Part IV: PIPA Statement for Faculty Association Website(s)

Like many websites, the website of the Faculty Association of the University of British Columbia automatically collects some information that does not identify the user. This may include the Internet Protocol (IP) address of the user’s computer, the IP address of the user’s internet service provider, the date and time the site was accessed, the sections of the site visited by the user, and any pages downloaded by the user. This non-personal information is used for system administration purposes only.
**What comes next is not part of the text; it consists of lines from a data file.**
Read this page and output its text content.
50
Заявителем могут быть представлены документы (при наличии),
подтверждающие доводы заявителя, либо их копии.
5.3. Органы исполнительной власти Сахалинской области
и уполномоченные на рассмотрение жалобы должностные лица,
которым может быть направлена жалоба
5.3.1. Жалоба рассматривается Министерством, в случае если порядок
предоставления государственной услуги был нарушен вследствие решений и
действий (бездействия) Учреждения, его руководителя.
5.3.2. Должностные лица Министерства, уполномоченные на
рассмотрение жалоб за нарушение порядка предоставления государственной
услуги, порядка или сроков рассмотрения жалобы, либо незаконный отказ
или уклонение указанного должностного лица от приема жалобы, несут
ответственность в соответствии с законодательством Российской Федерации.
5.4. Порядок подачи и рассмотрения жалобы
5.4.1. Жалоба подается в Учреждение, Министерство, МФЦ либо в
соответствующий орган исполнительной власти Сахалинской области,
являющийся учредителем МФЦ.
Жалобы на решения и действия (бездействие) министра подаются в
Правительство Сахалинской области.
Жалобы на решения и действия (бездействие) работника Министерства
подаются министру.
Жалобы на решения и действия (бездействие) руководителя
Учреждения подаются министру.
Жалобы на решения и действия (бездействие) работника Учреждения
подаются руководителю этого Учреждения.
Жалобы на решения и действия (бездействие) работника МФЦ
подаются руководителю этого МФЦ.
The Association website does not collect any personal information, unless the user explicitly and voluntarily provides personal information through automated website forms or through direct communication with the Faculty Association by email. Any personal information provided to the Association through this website or by email will be governed by the Association’s general policies on protection of personal information.

Access to Records (December 1996)
It was MOVED by N. Wieland, SECONDED by R. Labrie that, while financial Records of the Association are open, all Member Services and Grievance files (including Minutes) are confidential.